The situation within the life science segment is similarly challenging. According to a May 1 Boston Business Journal report, there have been 10 Massachusetts life science shutdowns in the past year, including in Wellesley and Watertown.
And there’s the lingering COVID impact of more people working from home and the seemingly very slow rate of workers returning to offices.
Locally, the Needham project faced an eight-month special permit review process that involved multiple community meetings between Bulfinch and residents, as well as four public hearings before the permit was issued in December 2022.
Market to drive decisions
Somehow, this confluence of undesirable factors does not seem to have dampened Schlager’s enthusiasm for his 10 acres and 465,00 square feet of space at 557 Highland.

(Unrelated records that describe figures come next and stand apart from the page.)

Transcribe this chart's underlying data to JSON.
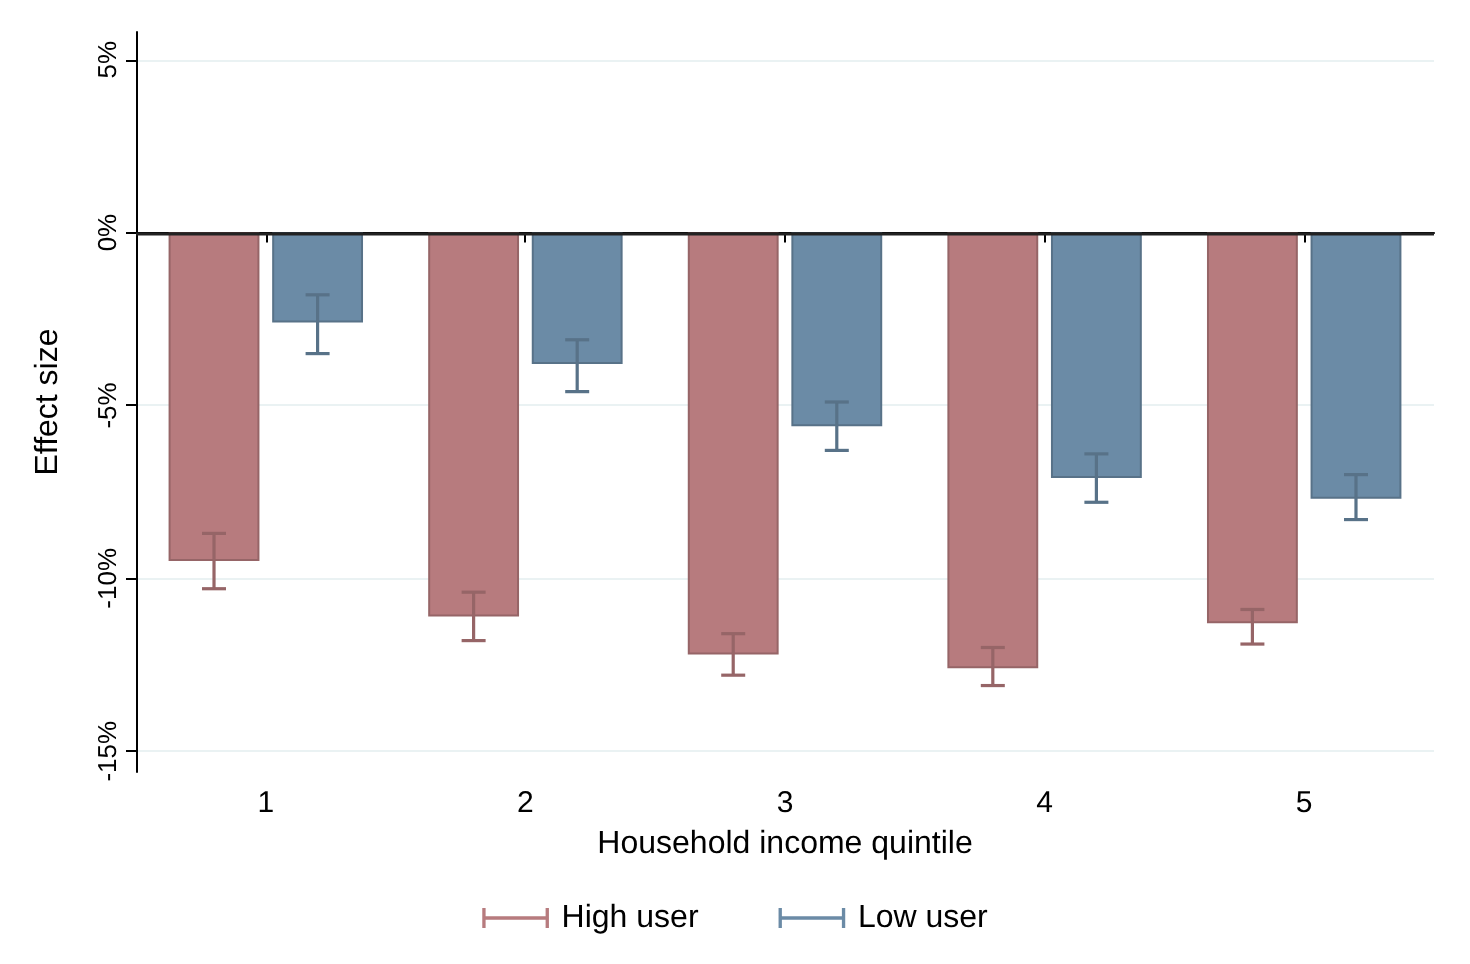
{
  "chart_data": {
    "type": "bar",
    "xlabel": "Household income quintile",
    "ylabel": "Effect size",
    "categories": [
      "1",
      "2",
      "3",
      "4",
      "5"
    ],
    "series": [
      {
        "name": "High user",
        "color": "#b77b7e",
        "values": [
          -9.5,
          -11.1,
          -12.2,
          -12.6,
          -11.3
        ],
        "errors": [
          [
            -10.3,
            -8.7
          ],
          [
            -11.8,
            -10.4
          ],
          [
            -12.8,
            -11.6
          ],
          [
            -13.1,
            -12.0
          ],
          [
            -11.9,
            -10.9
          ]
        ]
      },
      {
        "name": "Low user",
        "color": "#6b8ba6",
        "values": [
          -2.6,
          -3.8,
          -5.6,
          -7.1,
          -7.7
        ],
        "errors": [
          [
            -3.5,
            -1.8
          ],
          [
            -4.6,
            -3.1
          ],
          [
            -6.3,
            -4.9
          ],
          [
            -7.8,
            -6.4
          ],
          [
            -8.3,
            -7.0
          ]
        ]
      }
    ],
    "ylim": [
      -15.6,
      5.8
    ],
    "yticks": [
      {
        "value": 5,
        "label": "5%"
      },
      {
        "value": 0,
        "label": "0%"
      },
      {
        "value": -5,
        "label": "-5%"
      },
      {
        "value": -10,
        "label": "-10%"
      },
      {
        "value": -15,
        "label": "-15%"
      }
    ],
    "ref_lines": [
      {
        "axis": "y",
        "value": 0,
        "label": null,
        "color": "#222222"
      }
    ],
    "grid": "y",
    "legend": "bottom"
  }
}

“The world market will dictate what the next demand is predicated on,” he said when asked where potential tenants may come from. “If somebody comes up with a new advancement, then hopefully we’d be in the forefront for where that R&D will take place. Somebody would come to us and say, ‘We need a facility with X amount of square feet. We want to be in Needham.’”
Schlager obviously knows Needham, given Bulfinch owns and operates multiple commercial mixed-use properties in the town. The town’s positive attributes as a commercial location are still considerable. The pitch, he said, remains the same: “There’s access to Boston. Great roads. Great schools. Come to Needham.”

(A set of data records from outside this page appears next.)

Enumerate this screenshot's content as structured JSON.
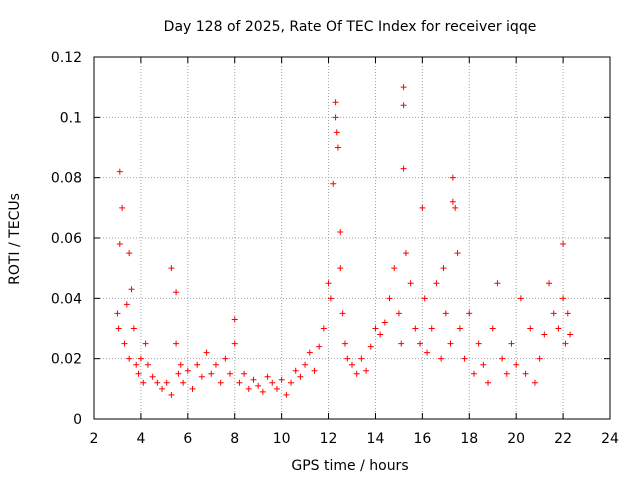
{
  "chart_data": {
    "type": "scatter",
    "title": "Day 128 of 2025, Rate Of TEC Index for receiver iqqe",
    "xlabel": "GPS time / hours",
    "ylabel": "ROTI / TECUs",
    "xlim": [
      2,
      24
    ],
    "ylim": [
      0,
      0.12
    ],
    "xticks": [
      "2",
      "4",
      "6",
      "8",
      "10",
      "12",
      "14",
      "16",
      "18",
      "20",
      "22",
      "24"
    ],
    "yticks": [
      "0",
      "0.02",
      "0.04",
      "0.06",
      "0.08",
      "0.1",
      "0.12"
    ],
    "grid": true,
    "marker": "plus",
    "color": "#ff0000",
    "x": [
      3.0,
      3.1,
      3.2,
      3.1,
      3.05,
      3.3,
      3.4,
      3.5,
      3.5,
      3.6,
      3.7,
      3.8,
      3.9,
      4.0,
      4.1,
      4.2,
      4.3,
      4.5,
      4.7,
      4.9,
      5.1,
      5.3,
      5.3,
      5.5,
      5.5,
      5.6,
      5.7,
      5.8,
      6.0,
      6.2,
      6.4,
      6.6,
      6.8,
      7.0,
      7.2,
      7.4,
      7.6,
      7.8,
      8.0,
      8.0,
      8.2,
      8.4,
      8.6,
      8.8,
      9.0,
      9.2,
      9.4,
      9.6,
      9.8,
      10.0,
      10.2,
      10.4,
      10.6,
      10.8,
      11.0,
      11.2,
      11.4,
      11.6,
      11.8,
      12.0,
      12.1,
      12.2,
      12.3,
      12.35,
      12.4,
      12.5,
      12.5,
      12.6,
      12.7,
      12.8,
      13.0,
      13.2,
      13.4,
      13.6,
      13.8,
      14.0,
      14.2,
      14.4,
      14.6,
      14.8,
      15.0,
      15.1,
      15.2,
      15.2,
      15.3,
      15.5,
      15.7,
      15.9,
      16.0,
      16.1,
      16.2,
      16.4,
      16.6,
      16.8,
      17.0,
      17.2,
      17.3,
      17.4,
      17.5,
      17.6,
      17.8,
      18.0,
      18.2,
      18.4,
      18.6,
      18.8,
      19.0,
      19.2,
      19.4,
      19.6,
      19.8,
      20.0,
      20.2,
      20.4,
      20.6,
      20.8,
      21.0,
      21.2,
      21.4,
      21.6,
      21.8,
      22.0,
      22.0,
      22.1,
      22.2,
      22.3,
      15.2,
      12.3,
      17.3,
      16.9
    ],
    "y": [
      0.035,
      0.082,
      0.07,
      0.058,
      0.03,
      0.025,
      0.038,
      0.055,
      0.02,
      0.043,
      0.03,
      0.018,
      0.015,
      0.02,
      0.012,
      0.025,
      0.018,
      0.014,
      0.012,
      0.01,
      0.012,
      0.05,
      0.008,
      0.042,
      0.025,
      0.015,
      0.018,
      0.012,
      0.016,
      0.01,
      0.018,
      0.014,
      0.022,
      0.015,
      0.018,
      0.012,
      0.02,
      0.015,
      0.033,
      0.025,
      0.012,
      0.015,
      0.01,
      0.013,
      0.011,
      0.009,
      0.014,
      0.012,
      0.01,
      0.013,
      0.008,
      0.012,
      0.016,
      0.014,
      0.018,
      0.022,
      0.016,
      0.024,
      0.03,
      0.045,
      0.04,
      0.078,
      0.105,
      0.095,
      0.09,
      0.062,
      0.05,
      0.035,
      0.025,
      0.02,
      0.018,
      0.015,
      0.02,
      0.016,
      0.024,
      0.03,
      0.028,
      0.032,
      0.04,
      0.05,
      0.035,
      0.025,
      0.11,
      0.083,
      0.055,
      0.045,
      0.03,
      0.025,
      0.07,
      0.04,
      0.022,
      0.03,
      0.045,
      0.02,
      0.035,
      0.025,
      0.08,
      0.07,
      0.055,
      0.03,
      0.02,
      0.035,
      0.015,
      0.025,
      0.018,
      0.012,
      0.03,
      0.045,
      0.02,
      0.015,
      0.025,
      0.018,
      0.04,
      0.015,
      0.03,
      0.012,
      0.02,
      0.028,
      0.045,
      0.035,
      0.03,
      0.058,
      0.04,
      0.025,
      0.035,
      0.028,
      0.104,
      0.1,
      0.072,
      0.05
    ]
  }
}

The approved permit for the project is clear that the site is not and never has been intended exclusively as a life science property.
“We never represented that the site would be straight life science,” he said. “ We proffered it as an office, R&D and life science type of development. That doesn’t mean it’s 100% life science, or 100% office, or 100% R&D.”
Housing, possibly in a mixed-use development, is one of the allowed uses should Bulfinch pivot to an alternative plan. While he doesn’t rule it out, Schlager does see housing as a problematic route.
“It becomes complex to create housing on that site,” he explained. “First, there are limitations on what can be built there environmentally, limitations on Needham school systems, issues on capacities associated with effluent flows.”
Schlager also noted that there are other complexities in terms of roads, the number of vehicles that would be coming in and out, and the number of single-occupancy vehicle trips on a daily basis.
“I’m not sure that an area abutting the highway is conducive to single-family residential development,” he said. “I’m not sure people would support the type of residential development in terms of condos or apartments at that location.”
The market, he said, will be his guide. “We try to be adaptable and provide the maximum return for our investors,” Schlager said. “If the right opportunity would surface, we’d certainly be in a position to pivot and we’d be prepared to pivot.”
It will help that Bulfinch is a substantial firm with a long history – more than $4 billion in assets, a nearly 90-year operating record and already a heavy presence in Needham commercial real estate.
“It’s a tough time for everybody in the suburbs,” said the Chamber’s Reibman. “Part of it is overbuilding. Part of it is reluctance to invest in the (life sciences) sector. But it’s still a viable sector if one is able to be patient. And Schlager has been patient.”
Schalger seems confident that Bulfinch is better positioned than most to wait out the downturn and will be ready to move if and when the outlook brightens.
Is he right? Time will obviously tell. But Bulfinch hasn’t blinked while others have. Alexandria Real Estate Equities, for example, has dropped plans to convert its three-building Riverside Center office park at 275 Grove St. in Newton to labs and will put the property on the market.
Can Bulfinch wait it out? As Warren Buffett has famously said: “You never know who’s swimming naked until the tide goes out.”
For right now, Schlager seems confident that Bulfinch is well above the water line.